La Banque centrale européenne (BCE) devrait opter pour le statuquo monétaire alors que le consensus de marché prévoit toujours près de deux hausses de taux avant la fin de l’année.

À l’occasion de la réunion mensuelle du Conseil des gouverneurs prévue jeudi 23 juillet, Christine Lagarde ne devrait pas annoncer de modification quant au niveau des taux directeurs pratiqués par la BCE. Dans ce contexte, le taux de dépôt resterait inchangé, à 2,25%. En zone euro, la bonne nouvelle est venue du côté de l’inflation qui est restée contenue à 3,6% en juin sur douze mois alors que les prévisions tablaient sur un chiffre de 3,8%. En revanche, l’échec des négociations et le regain de tension observé au cours des derniers jours au Moyen-Orient constitue un risque susceptible de pousser à la hausse les cours du pétrole. Néanmoins, avec un baril de brent qui se maintient sous les 90 dollars, soit à un niveau bien inférieur à ses prévisions de 2026, la BCE n’a, à l’heure actuelle, aucune raison de réviser à la hausse ses anticipations d’inflation et de procéder à un nouveau resserrement monétaire.

En juin, la crainte d’un regain inflationniste à partir de l’automne avait justifié le premier mouvement de hausse depuis septembre 2023. En l’absence de règlement définitif du conflit entre l’Iran et les Etats-Unis, les doutes autour d’un nouvel embrasement des cours du pétrole et de l’inflation restent effectivement persistants.
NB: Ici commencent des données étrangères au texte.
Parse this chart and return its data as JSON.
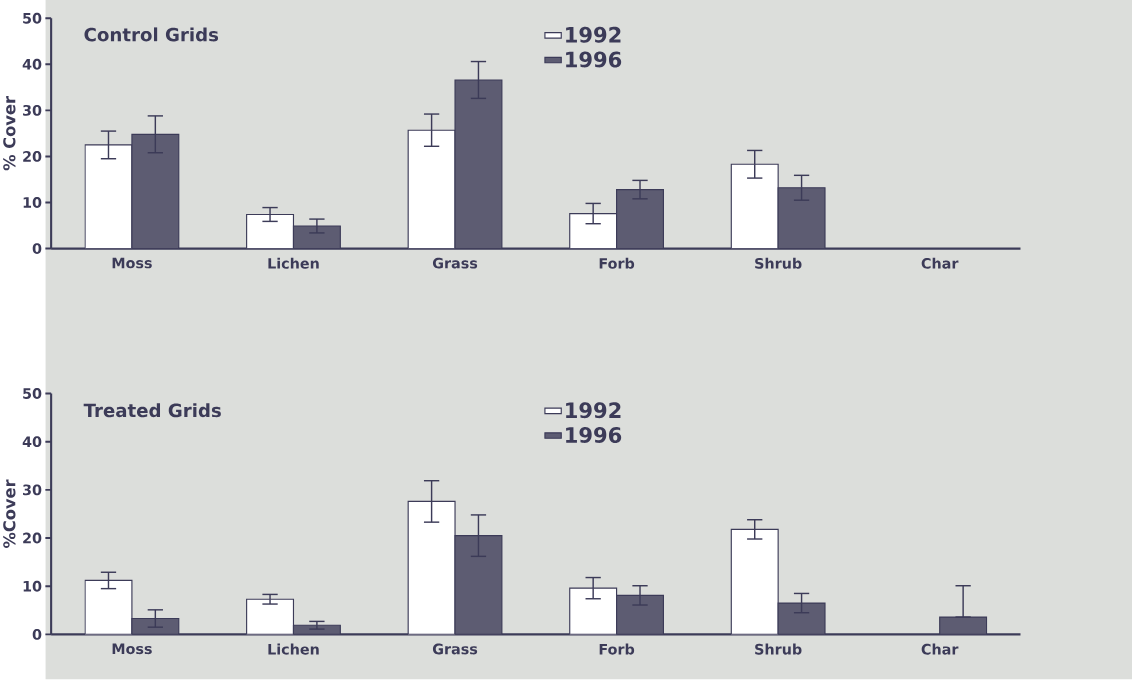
{
  "chart_data": [
    {
      "type": "bar",
      "title": "Control Grids",
      "ylabel": "% Cover",
      "categories": [
        "Moss",
        "Lichen",
        "Grass",
        "Forb",
        "Shrub",
        "Char"
      ],
      "ylim": [
        0,
        50
      ],
      "yticks": [
        0,
        10,
        20,
        30,
        40,
        50
      ],
      "legend": "top",
      "series": [
        {
          "name": "1992",
          "color": "#ffffff",
          "values": [
            22.5,
            7.4,
            25.7,
            7.6,
            18.3,
            null
          ],
          "errors": [
            3,
            1.5,
            3.5,
            2.2,
            3,
            null
          ]
        },
        {
          "name": "1996",
          "color": "#5d5c72",
          "values": [
            24.8,
            4.9,
            36.6,
            12.8,
            13.2,
            null
          ],
          "errors": [
            4,
            1.5,
            4,
            2,
            2.7,
            null
          ]
        }
      ]
    },
    {
      "type": "bar",
      "title": "Treated Grids",
      "ylabel": "%Cover",
      "categories": [
        "Moss",
        "Lichen",
        "Grass",
        "Forb",
        "Shrub",
        "Char"
      ],
      "ylim": [
        0,
        50
      ],
      "yticks": [
        0,
        10,
        20,
        30,
        40,
        50
      ],
      "legend": "top",
      "series": [
        {
          "name": "1992",
          "color": "#ffffff",
          "values": [
            11.2,
            7.3,
            27.6,
            9.6,
            21.8,
            null
          ],
          "errors": [
            1.7,
            1,
            4.3,
            2.2,
            2,
            null
          ]
        },
        {
          "name": "1996",
          "color": "#5d5c72",
          "values": [
            3.3,
            1.9,
            20.5,
            8.1,
            6.5,
            3.6
          ],
          "errors": [
            1.8,
            0.8,
            4.3,
            2,
            2,
            [
              3.6,
              10.1
            ]
          ]
        }
      ]
    }
  ]
}
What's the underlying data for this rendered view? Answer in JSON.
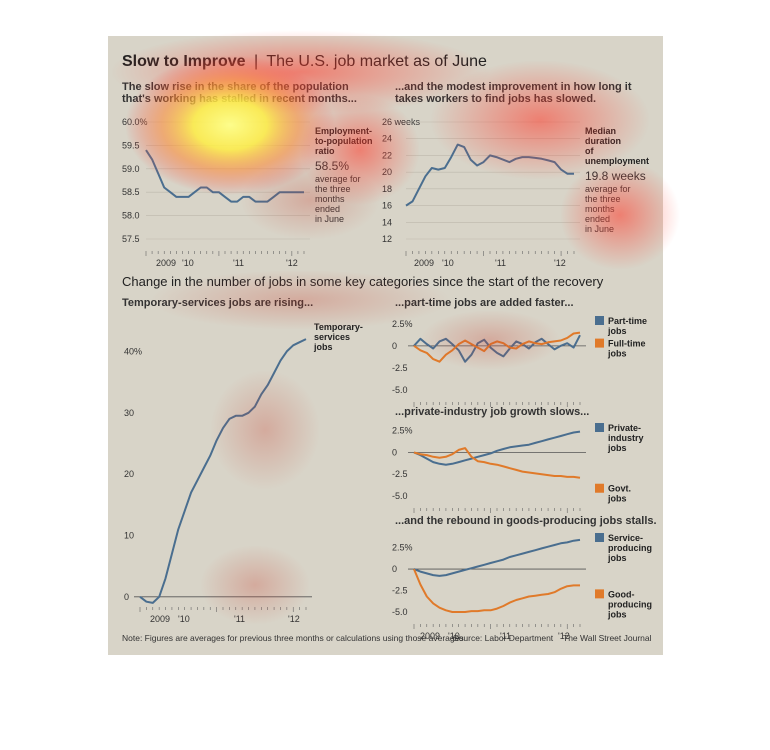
{
  "header": {
    "title_bold": "Slow to Improve",
    "title_sep": "|",
    "title_rest": "The U.S. job market as of June"
  },
  "section2": {
    "title": "Change in the number of jobs in some key categories since the start of the recovery"
  },
  "footer": {
    "note": "Note: Figures are averages for previous three months or calculations using those averages",
    "source": "Source: Labor Department",
    "credit": "The Wall Street Journal"
  },
  "colors": {
    "blue": "#4a6e8f",
    "orange": "#e07a2a",
    "bg": "#d8d4c8",
    "text": "#222222"
  },
  "chart_data": [
    {
      "id": "emp",
      "type": "line",
      "subtitle": [
        "The slow rise in the share of the population",
        "that's working has stalled in recent months..."
      ],
      "series_label": [
        "Employment-",
        "to-population",
        "ratio"
      ],
      "annotation_value": "58.5%",
      "annotation_text": [
        "average for",
        "the three",
        "months",
        "ended",
        "in June"
      ],
      "yticks": [
        "60.0%",
        "59.5",
        "59.0",
        "58.5",
        "58.0",
        "57.5"
      ],
      "ytick_values": [
        60.0,
        59.5,
        59.0,
        58.5,
        58.0,
        57.5
      ],
      "ylim": [
        57.5,
        60.0
      ],
      "xlabels": [
        "2009",
        "'10",
        "'11",
        "'12"
      ],
      "series": [
        {
          "name": "Employment-to-population ratio",
          "color": "#4a6e8f",
          "values": [
            59.4,
            59.2,
            58.9,
            58.6,
            58.5,
            58.4,
            58.4,
            58.4,
            58.5,
            58.6,
            58.6,
            58.5,
            58.5,
            58.4,
            58.3,
            58.3,
            58.4,
            58.4,
            58.3,
            58.3,
            58.3,
            58.4,
            58.5,
            58.5,
            58.5,
            58.5,
            58.5
          ]
        }
      ]
    },
    {
      "id": "dur",
      "type": "line",
      "subtitle": [
        "...and the modest improvement in how long it",
        "takes workers to find jobs has slowed."
      ],
      "series_label": [
        "Median",
        "duration",
        "of",
        "unemployment"
      ],
      "annotation_value": "19.8 weeks",
      "annotation_text": [
        "average for",
        "the three",
        "months",
        "ended",
        "in June"
      ],
      "yticks": [
        "26 weeks",
        "24",
        "22",
        "20",
        "18",
        "16",
        "14",
        "12"
      ],
      "ytick_values": [
        26,
        24,
        22,
        20,
        18,
        16,
        14,
        12
      ],
      "ylim": [
        12,
        26
      ],
      "xlabels": [
        "2009",
        "'10",
        "'11",
        "'12"
      ],
      "series": [
        {
          "name": "Median duration of unemployment",
          "color": "#4a6e8f",
          "values": [
            16,
            16.5,
            18,
            19.5,
            20.5,
            20.3,
            20.5,
            21.8,
            23.3,
            23,
            21.5,
            20.8,
            21.2,
            22,
            21.8,
            21.5,
            21.2,
            21.6,
            21.8,
            21.8,
            21.7,
            21.6,
            21.4,
            21.2,
            20.3,
            19.8,
            19.8
          ]
        }
      ]
    },
    {
      "id": "temp",
      "type": "line",
      "subtitle": [
        "Temporary-services jobs are rising..."
      ],
      "yticks": [
        "40%",
        "30",
        "20",
        "10",
        "0"
      ],
      "ytick_values": [
        40,
        30,
        20,
        10,
        0
      ],
      "ylim": [
        -1.5,
        43
      ],
      "xlabels": [
        "2009",
        "'10",
        "'11",
        "'12"
      ],
      "series": [
        {
          "name": "Temporary-services jobs",
          "label": [
            "Temporary-",
            "services",
            "jobs"
          ],
          "color": "#4a6e8f",
          "values": [
            0,
            -0.8,
            -1,
            0,
            3,
            7,
            11,
            14,
            17,
            19,
            21,
            23,
            25.5,
            27.5,
            29,
            29.5,
            29.5,
            30,
            31,
            33,
            34.5,
            36.5,
            38.5,
            40,
            41,
            41.5,
            42
          ]
        }
      ]
    },
    {
      "id": "parttime",
      "type": "line",
      "subtitle": [
        "...part-time jobs are added faster..."
      ],
      "yticks": [
        "2.5%",
        "0",
        "-2.5",
        "-5.0"
      ],
      "ytick_values": [
        2.5,
        0,
        -2.5,
        -5.0
      ],
      "ylim": [
        -5,
        2.7
      ],
      "series": [
        {
          "name": "Part-time jobs",
          "label": [
            "Part-time",
            "jobs"
          ],
          "color": "#4a6e8f",
          "values": [
            0,
            0.8,
            0.2,
            -0.3,
            0.5,
            0.8,
            0.2,
            -0.5,
            -1.8,
            -1,
            0.3,
            0.7,
            -0.2,
            -0.8,
            -1.2,
            -0.3,
            0.5,
            0.2,
            -0.3,
            0.4,
            0.8,
            0.2,
            -0.4,
            0,
            0.3,
            -0.2,
            1.2
          ]
        },
        {
          "name": "Full-time jobs",
          "label": [
            "Full-time",
            "jobs"
          ],
          "color": "#e07a2a",
          "values": [
            0,
            -0.5,
            -0.8,
            -1.5,
            -1.8,
            -1,
            -0.5,
            0.2,
            0.6,
            0.2,
            -0.2,
            -0.6,
            0.2,
            0.5,
            0.3,
            -0.2,
            -0.3,
            0.2,
            0.5,
            0.3,
            0.2,
            0.4,
            0.5,
            0.6,
            0.9,
            1.4,
            1.5
          ]
        }
      ]
    },
    {
      "id": "private",
      "type": "line",
      "subtitle": [
        "...private-industry job growth slows..."
      ],
      "yticks": [
        "2.5%",
        "0",
        "-2.5",
        "-5.0"
      ],
      "ytick_values": [
        2.5,
        0,
        -2.5,
        -5.0
      ],
      "ylim": [
        -5,
        2.7
      ],
      "series": [
        {
          "name": "Private-industry jobs",
          "label": [
            "Private-",
            "industry",
            "jobs"
          ],
          "color": "#4a6e8f",
          "values": [
            0,
            -0.3,
            -0.7,
            -1.1,
            -1.3,
            -1.4,
            -1.3,
            -1.1,
            -0.9,
            -0.7,
            -0.5,
            -0.3,
            -0.1,
            0.2,
            0.4,
            0.6,
            0.7,
            0.8,
            0.9,
            1.1,
            1.3,
            1.5,
            1.7,
            1.9,
            2.1,
            2.3,
            2.4
          ]
        },
        {
          "name": "Govt. jobs",
          "label": [
            "Govt.",
            "jobs"
          ],
          "color": "#e07a2a",
          "values": [
            0,
            -0.2,
            -0.3,
            -0.5,
            -0.6,
            -0.5,
            -0.2,
            0.3,
            0.5,
            -0.5,
            -1.0,
            -1.1,
            -1.3,
            -1.4,
            -1.6,
            -1.8,
            -2.0,
            -2.2,
            -2.3,
            -2.4,
            -2.5,
            -2.6,
            -2.7,
            -2.7,
            -2.8,
            -2.8,
            -2.9
          ]
        }
      ]
    },
    {
      "id": "goods",
      "type": "line",
      "subtitle": [
        "...and the rebound in goods-producing jobs stalls."
      ],
      "yticks": [
        "2.5%",
        "0",
        "-2.5",
        "-5.0"
      ],
      "ytick_values": [
        2.5,
        0,
        -2.5,
        -5.0
      ],
      "ylim": [
        -5,
        3.5
      ],
      "xlabels": [
        "2009",
        "'10",
        "'11",
        "'12"
      ],
      "series": [
        {
          "name": "Service-producing jobs",
          "label": [
            "Service-",
            "producing",
            "jobs"
          ],
          "color": "#4a6e8f",
          "values": [
            0,
            -0.3,
            -0.5,
            -0.7,
            -0.8,
            -0.7,
            -0.5,
            -0.3,
            -0.1,
            0.1,
            0.3,
            0.5,
            0.7,
            0.9,
            1.1,
            1.4,
            1.6,
            1.8,
            2.0,
            2.2,
            2.4,
            2.6,
            2.8,
            3.0,
            3.1,
            3.3,
            3.4
          ]
        },
        {
          "name": "Good-producing jobs",
          "label": [
            "Good-",
            "producing",
            "jobs"
          ],
          "color": "#e07a2a",
          "values": [
            0,
            -1.8,
            -3.2,
            -4.0,
            -4.5,
            -4.8,
            -5.0,
            -5.0,
            -5.0,
            -4.9,
            -4.9,
            -4.8,
            -4.8,
            -4.6,
            -4.3,
            -3.9,
            -3.6,
            -3.4,
            -3.2,
            -3.1,
            -3.0,
            -2.9,
            -2.7,
            -2.3,
            -2.0,
            -1.9,
            -1.9
          ]
        }
      ]
    }
  ]
}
Toutefois, un prolongement de la guerre risquerait surtout de provoquer un ralentissement de la croissance au cours des prochains mois. À cet égard, nous n’anticipons qu’une seule hausse des taux d’ici la fin de l’année, contre près de deux pour le consensus du marché.

Depuis la reprise du conflit au Moyen-Orient, nous avons observé un léger regain de volatilité sur les marchés de taux. La hausse des spreads demeure néanmoins contenue. À cet égard, les investisseurs présents sur les marchés du crédit semblent anticiper un règlement du conflit au cours des prochains mois.
Le rythme des émissions reste soutenu aussi bien sur le compartiment Investment Grade que sur le High Yield. Thématique d’investissement incontournable, l’intelligence artificielle (IA) fait l’objet d’investissements considérables de la part des entreprises. Nous nous situons actuellement dans une phase de transition technologique au cours de laquelle sortiront des gagnants et des perdants. Dans la course à l’IA, le marché doit ainsi apprendre à distinguer les émetteurs qui parviendront à tirer leur épingle du jeu des autres.